ANCHORAGE (AP) -- The Alaska Science & Technology Foundation board has approved spending up to $1 million to fund five projects, including a video system that would replace many of the human observers monitoring the fishing catch.
The projects and funding:
--$355,905 to Digital Observer of Kodiak to develop and test a video-camera system that would replace the human observers paid to monitor the catches on factory trawlers fishing off Alaska's coast and increase the accuracy of the reported catches. The funding is to be matched with $974,667 from Digital Observer.
--Up to $300,000 to the Alaska Native Health Board for a three-year research effort on a new idea for getting rural teens to quit smoking. The goal is to develop adequate research to demonstrate whether the new program is effective. The funding is to be matched by $531,000 from the health board.
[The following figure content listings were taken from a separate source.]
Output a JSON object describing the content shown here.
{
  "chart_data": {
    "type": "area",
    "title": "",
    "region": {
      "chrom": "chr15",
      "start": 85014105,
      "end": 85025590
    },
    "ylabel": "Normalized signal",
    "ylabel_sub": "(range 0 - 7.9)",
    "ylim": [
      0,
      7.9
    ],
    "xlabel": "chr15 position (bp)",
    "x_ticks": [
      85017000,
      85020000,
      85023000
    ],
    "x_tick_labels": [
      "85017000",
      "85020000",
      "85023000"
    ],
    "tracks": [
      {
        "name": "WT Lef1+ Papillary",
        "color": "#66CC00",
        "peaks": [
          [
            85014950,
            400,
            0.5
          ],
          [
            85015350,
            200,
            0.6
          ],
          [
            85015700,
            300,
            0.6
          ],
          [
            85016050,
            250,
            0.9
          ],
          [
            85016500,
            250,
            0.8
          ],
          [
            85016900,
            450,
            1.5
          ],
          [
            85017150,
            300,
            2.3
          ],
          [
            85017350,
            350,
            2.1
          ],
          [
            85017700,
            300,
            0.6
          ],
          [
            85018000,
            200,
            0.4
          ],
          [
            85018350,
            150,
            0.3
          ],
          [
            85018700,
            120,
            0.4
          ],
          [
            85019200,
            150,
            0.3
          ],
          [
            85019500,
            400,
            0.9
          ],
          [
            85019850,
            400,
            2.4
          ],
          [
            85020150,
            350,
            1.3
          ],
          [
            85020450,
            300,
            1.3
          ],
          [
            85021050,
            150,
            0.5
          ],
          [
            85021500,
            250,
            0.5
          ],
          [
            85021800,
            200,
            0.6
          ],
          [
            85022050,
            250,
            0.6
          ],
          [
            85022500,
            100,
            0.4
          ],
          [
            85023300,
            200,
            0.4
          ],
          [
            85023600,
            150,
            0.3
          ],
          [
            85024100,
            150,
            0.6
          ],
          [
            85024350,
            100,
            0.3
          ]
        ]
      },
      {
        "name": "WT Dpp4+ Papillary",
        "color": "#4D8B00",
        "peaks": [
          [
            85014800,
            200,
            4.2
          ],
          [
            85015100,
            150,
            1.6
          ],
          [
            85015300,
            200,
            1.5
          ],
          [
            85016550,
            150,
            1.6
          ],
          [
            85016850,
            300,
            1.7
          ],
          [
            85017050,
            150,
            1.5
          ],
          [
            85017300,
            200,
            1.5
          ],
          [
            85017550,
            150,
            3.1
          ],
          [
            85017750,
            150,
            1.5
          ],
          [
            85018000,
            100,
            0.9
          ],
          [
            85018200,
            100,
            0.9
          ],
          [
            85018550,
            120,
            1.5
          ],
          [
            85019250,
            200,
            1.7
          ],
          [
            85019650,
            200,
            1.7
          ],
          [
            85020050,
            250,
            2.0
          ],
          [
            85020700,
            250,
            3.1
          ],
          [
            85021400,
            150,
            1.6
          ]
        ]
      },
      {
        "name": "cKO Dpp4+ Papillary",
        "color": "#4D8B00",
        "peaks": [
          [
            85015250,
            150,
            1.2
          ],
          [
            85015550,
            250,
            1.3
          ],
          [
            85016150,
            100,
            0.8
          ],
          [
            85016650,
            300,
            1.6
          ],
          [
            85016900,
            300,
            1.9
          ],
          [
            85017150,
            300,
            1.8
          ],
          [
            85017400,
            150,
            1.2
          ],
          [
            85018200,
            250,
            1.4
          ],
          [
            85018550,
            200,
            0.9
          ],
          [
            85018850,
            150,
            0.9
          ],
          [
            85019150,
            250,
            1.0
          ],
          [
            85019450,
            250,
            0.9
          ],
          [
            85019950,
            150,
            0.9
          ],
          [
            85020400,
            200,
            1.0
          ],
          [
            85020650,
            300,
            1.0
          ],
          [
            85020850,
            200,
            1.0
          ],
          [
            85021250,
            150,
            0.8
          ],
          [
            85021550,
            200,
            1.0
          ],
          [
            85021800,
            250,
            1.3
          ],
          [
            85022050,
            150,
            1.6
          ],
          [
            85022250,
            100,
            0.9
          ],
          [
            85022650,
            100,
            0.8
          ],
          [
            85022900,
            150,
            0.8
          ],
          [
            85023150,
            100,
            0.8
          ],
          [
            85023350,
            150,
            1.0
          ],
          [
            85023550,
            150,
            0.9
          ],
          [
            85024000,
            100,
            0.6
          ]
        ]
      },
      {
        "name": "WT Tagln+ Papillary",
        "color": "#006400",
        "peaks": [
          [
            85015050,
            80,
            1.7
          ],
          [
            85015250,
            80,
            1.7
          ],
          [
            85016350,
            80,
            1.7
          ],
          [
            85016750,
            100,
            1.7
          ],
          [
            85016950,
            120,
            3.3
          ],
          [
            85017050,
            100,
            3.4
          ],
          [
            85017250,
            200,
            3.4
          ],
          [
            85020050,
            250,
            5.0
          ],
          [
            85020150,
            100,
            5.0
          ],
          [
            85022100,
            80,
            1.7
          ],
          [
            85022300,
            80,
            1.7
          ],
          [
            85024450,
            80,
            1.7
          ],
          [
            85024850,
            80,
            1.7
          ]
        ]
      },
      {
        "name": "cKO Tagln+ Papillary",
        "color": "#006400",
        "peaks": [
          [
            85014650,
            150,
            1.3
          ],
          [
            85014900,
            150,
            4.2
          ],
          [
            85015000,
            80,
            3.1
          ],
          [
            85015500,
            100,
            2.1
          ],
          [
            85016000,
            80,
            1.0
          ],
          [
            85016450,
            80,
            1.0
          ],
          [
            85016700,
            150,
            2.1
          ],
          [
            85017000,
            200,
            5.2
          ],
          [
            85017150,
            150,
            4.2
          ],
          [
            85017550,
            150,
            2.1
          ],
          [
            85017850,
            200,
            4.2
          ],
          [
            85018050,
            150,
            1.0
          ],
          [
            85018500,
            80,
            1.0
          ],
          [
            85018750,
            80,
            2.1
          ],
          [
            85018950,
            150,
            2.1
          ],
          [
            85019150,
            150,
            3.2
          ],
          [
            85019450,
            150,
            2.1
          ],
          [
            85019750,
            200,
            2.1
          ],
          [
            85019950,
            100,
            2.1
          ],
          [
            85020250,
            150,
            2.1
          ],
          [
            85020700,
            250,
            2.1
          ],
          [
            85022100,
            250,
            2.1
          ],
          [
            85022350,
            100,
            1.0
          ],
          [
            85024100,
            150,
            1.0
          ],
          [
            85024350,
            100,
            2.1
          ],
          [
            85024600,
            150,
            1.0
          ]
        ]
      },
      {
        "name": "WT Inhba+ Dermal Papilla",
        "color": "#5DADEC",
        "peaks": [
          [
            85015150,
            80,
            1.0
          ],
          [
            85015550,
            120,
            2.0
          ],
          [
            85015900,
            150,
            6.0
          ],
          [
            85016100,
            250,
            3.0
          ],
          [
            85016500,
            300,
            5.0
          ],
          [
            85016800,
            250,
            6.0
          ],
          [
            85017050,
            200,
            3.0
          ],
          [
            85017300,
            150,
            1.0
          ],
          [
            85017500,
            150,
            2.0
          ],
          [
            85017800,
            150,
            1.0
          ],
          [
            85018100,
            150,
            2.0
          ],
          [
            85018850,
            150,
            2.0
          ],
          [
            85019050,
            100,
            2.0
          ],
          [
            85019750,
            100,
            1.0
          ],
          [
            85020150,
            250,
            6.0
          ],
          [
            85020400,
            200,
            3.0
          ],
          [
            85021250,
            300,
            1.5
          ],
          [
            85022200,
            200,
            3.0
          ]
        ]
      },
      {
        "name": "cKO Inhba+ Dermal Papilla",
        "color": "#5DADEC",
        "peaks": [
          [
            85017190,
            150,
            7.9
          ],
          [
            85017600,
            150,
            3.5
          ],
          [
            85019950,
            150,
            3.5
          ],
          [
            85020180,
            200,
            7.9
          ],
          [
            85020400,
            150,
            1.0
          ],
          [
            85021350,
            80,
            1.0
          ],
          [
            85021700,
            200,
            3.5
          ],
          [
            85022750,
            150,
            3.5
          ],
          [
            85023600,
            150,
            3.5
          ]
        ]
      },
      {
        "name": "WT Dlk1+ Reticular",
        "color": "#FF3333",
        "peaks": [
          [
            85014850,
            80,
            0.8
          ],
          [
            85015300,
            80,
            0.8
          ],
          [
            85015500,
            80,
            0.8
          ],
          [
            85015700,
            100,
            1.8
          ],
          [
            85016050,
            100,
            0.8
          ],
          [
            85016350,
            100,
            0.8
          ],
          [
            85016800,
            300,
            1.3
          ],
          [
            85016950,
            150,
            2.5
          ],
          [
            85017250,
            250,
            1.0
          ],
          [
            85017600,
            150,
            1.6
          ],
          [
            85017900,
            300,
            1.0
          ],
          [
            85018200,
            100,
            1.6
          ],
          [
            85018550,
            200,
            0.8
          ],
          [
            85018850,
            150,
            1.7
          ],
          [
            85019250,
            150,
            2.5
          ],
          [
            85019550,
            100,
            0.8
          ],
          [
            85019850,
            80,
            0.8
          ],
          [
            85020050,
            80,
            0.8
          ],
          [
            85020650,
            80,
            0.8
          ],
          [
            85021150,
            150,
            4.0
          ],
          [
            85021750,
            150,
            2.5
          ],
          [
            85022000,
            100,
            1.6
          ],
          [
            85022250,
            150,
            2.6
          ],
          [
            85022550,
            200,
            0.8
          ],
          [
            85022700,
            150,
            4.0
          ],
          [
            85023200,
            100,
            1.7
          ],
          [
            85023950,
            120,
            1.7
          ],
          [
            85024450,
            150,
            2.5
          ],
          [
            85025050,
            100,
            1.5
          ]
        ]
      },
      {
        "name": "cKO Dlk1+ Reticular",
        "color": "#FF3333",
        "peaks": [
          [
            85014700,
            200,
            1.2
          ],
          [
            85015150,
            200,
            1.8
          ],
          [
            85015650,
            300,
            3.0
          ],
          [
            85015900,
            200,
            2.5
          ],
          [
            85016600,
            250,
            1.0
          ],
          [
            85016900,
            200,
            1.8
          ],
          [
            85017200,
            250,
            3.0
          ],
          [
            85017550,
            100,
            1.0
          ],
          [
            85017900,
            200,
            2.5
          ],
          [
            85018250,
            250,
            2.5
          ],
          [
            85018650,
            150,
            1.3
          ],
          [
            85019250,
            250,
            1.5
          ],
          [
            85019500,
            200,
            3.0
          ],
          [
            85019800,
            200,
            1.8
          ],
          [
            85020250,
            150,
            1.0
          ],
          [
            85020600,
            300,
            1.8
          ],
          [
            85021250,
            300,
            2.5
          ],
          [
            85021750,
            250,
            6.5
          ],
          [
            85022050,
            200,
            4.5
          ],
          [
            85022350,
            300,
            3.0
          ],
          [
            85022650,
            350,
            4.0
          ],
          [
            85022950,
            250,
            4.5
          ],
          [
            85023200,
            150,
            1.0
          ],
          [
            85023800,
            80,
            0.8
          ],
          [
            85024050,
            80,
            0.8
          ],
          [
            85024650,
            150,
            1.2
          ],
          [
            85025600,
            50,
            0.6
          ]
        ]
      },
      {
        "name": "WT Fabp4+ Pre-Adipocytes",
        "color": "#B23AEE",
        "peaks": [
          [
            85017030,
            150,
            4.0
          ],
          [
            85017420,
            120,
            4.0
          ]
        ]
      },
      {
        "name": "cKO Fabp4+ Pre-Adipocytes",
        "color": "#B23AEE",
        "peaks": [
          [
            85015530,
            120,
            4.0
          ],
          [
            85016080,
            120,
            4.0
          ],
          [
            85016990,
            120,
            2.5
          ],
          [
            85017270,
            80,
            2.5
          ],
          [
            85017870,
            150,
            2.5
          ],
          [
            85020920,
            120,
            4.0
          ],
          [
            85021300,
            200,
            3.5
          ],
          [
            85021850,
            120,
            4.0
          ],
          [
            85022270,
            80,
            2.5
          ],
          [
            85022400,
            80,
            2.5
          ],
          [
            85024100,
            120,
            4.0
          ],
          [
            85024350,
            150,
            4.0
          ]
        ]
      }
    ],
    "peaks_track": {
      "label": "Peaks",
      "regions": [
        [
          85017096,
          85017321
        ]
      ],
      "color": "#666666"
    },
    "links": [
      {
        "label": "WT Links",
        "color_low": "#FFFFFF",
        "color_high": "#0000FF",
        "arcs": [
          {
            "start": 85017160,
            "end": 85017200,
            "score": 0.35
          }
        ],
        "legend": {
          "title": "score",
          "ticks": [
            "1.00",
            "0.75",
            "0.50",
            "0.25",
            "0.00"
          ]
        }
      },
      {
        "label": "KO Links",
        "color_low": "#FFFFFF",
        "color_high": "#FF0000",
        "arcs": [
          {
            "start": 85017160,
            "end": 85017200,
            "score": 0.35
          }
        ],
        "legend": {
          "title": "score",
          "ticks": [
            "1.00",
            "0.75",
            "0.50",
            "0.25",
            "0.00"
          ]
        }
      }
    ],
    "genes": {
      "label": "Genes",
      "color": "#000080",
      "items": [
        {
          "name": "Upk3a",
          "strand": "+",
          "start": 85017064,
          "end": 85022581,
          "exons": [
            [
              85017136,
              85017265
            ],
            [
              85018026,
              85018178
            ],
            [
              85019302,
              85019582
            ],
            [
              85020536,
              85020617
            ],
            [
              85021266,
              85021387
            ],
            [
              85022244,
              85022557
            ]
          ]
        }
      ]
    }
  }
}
--Up to $200,000 to the Alaska Native Heritage Center in Anchorage to write programming and provide a T1 broadband telecom connection for kiosks that would allow for a direct exchange between the heritage center and cultural centers at Kodiak, Bethel, Kotzebue, Barrow and Ketchikan. The funding is to be matched by $454,700 from the heritage center.
--$139,060 to Virtual Facility Engineering and Design Inc. of Anchorage to develop printer software that would produce three-dimensional solid plastic models of piping and structural facility designs. The funding is to be matched by $247,784 from Virtual Facility Engineering.
--$18,800 to Green Star of Anchorage for a program to increase the amount of glass that bars, restaurants and other businesses recycle. Glass Recycling Center in Anchorage can grind the glass into a material used for sandblasting that's superior to imported sandblasting material, but it needs a greater volume of glass to make the effort economically sound, officials said. The funding will be matched by $104,260 from Green Star.